D'après les informations fournies par les chambres syndicales, la dette cumulée du conseil général auprès de Colas (représentant 750 employés à Mayotte) s'élève à 17 millions d'euros et celle auprès de De Vinci (250 employés via une de ses filiales SOGEA) est évaluée à 13 millions d'euros.
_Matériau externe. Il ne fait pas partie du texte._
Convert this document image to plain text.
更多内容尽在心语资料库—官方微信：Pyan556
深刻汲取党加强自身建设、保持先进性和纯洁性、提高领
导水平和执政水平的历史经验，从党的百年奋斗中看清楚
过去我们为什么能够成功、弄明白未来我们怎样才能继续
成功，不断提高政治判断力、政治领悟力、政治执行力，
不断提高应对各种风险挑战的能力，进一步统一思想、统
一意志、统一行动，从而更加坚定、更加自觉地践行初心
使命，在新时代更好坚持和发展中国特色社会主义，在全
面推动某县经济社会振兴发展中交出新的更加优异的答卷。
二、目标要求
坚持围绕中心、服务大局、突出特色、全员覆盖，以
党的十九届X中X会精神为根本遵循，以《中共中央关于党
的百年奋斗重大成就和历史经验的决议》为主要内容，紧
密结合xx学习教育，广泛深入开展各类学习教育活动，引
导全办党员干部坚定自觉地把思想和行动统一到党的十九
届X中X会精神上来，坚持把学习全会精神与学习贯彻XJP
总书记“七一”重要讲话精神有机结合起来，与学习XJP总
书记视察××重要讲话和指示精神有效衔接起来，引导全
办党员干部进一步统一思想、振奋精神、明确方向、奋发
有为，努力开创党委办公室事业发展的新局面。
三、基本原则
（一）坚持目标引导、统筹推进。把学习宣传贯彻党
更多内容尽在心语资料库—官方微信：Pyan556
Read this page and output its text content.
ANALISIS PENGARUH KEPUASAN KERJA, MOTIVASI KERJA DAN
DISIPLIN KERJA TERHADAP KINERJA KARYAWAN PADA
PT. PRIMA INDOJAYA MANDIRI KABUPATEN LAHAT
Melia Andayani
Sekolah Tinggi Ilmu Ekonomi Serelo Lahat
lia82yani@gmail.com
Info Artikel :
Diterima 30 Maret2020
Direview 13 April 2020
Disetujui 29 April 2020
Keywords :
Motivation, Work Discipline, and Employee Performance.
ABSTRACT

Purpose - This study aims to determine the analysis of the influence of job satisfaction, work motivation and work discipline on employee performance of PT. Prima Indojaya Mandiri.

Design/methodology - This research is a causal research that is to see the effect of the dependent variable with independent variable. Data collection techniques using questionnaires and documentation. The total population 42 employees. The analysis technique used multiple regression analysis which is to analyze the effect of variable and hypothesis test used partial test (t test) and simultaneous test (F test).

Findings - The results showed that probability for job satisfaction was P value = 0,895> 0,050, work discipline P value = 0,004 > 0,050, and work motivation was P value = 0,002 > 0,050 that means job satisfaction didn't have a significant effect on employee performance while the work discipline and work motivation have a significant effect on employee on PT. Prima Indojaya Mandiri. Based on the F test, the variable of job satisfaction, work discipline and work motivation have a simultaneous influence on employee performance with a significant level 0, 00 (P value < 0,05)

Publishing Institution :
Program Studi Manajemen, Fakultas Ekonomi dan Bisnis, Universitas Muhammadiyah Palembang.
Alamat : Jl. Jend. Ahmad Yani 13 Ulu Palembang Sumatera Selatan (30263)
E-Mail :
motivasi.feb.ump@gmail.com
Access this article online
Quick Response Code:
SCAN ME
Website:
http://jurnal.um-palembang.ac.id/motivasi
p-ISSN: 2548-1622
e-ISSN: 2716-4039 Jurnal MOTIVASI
La commune de Koungou a une dette de plus de 6 millions d'euros auprès de ses prestataires pour un budget de fonctionnement s'élevant à 3 millions d'euros, la masse salariale représentant 80 % de ce budget.

Ce constat plaide, selon vos rapporteurs, pour la mise en place d'une procédure spécifique d'encadrement des paiements , afin que les entreprises bénéficient de la trésorerie suffisante pour l'achat de matériels et l'embauche de nouveaux salariés.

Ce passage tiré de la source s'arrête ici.